Day at the Museum
Yesterday we headed to the Philadelphia Museum of Art for Renoir Landscapes, a show of the Impressionist master's scenes of nature.
Yesterday I fell in love again. The exhibit reminded me that the Impressionists created the modern idea of nature. Their artwork continues to inform our beliefs about and approach to the natural environment, even if most of us don’t realize it.
The exhibit began with photographs of Paris and its environs in the mid-1850’s. Just as we are today, people 150 years ago were obsessed with the latest technology, and at that time it was the railroads. Trains made Impressionism possible, the curator of the exhibit said on a recorded message, because it made remote locations accessible to urbanites. For the first time Parisians saw the countryside, and they brought their ideas back to the city. City dwellers began planting gardens, and planners established public parks for the first time.

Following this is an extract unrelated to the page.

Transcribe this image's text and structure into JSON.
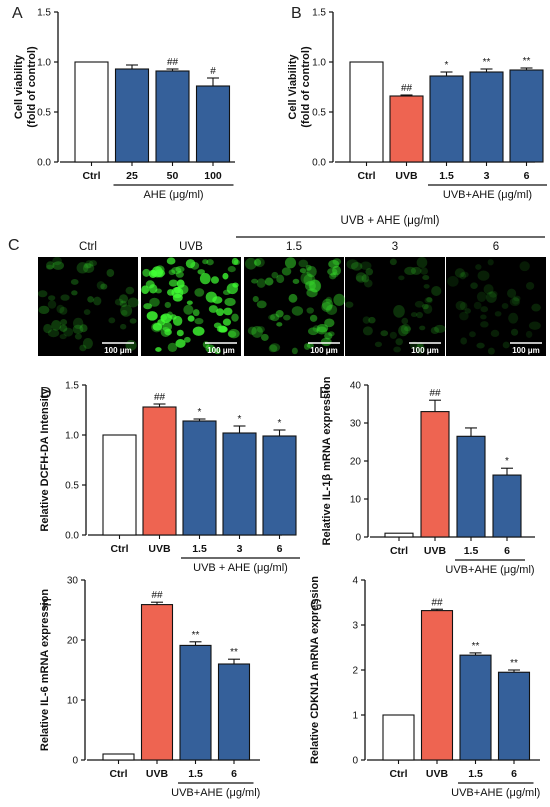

Dad most enjoyed watching Renoir grow and change through the years. Renoir hit his artistic prime in his mid-30s to early-40s, although he continued to paint until he died. He completed the last painting in the exhibit only a few years before he died. His family taped brushes to his hands so he could continue to paint despite debilitating rheumatoid arthritis.
Among my favorite paintings in the show were The Wave (top) and Claude Monet Painting in His Garden at Argenteuil (right, c. 1873). Renoir also painted when he traveled: he visited Venice, Naples and the French colony of Algeria. The Jardin d’Essai, Algiers (1881) reminded me of Costa Rica.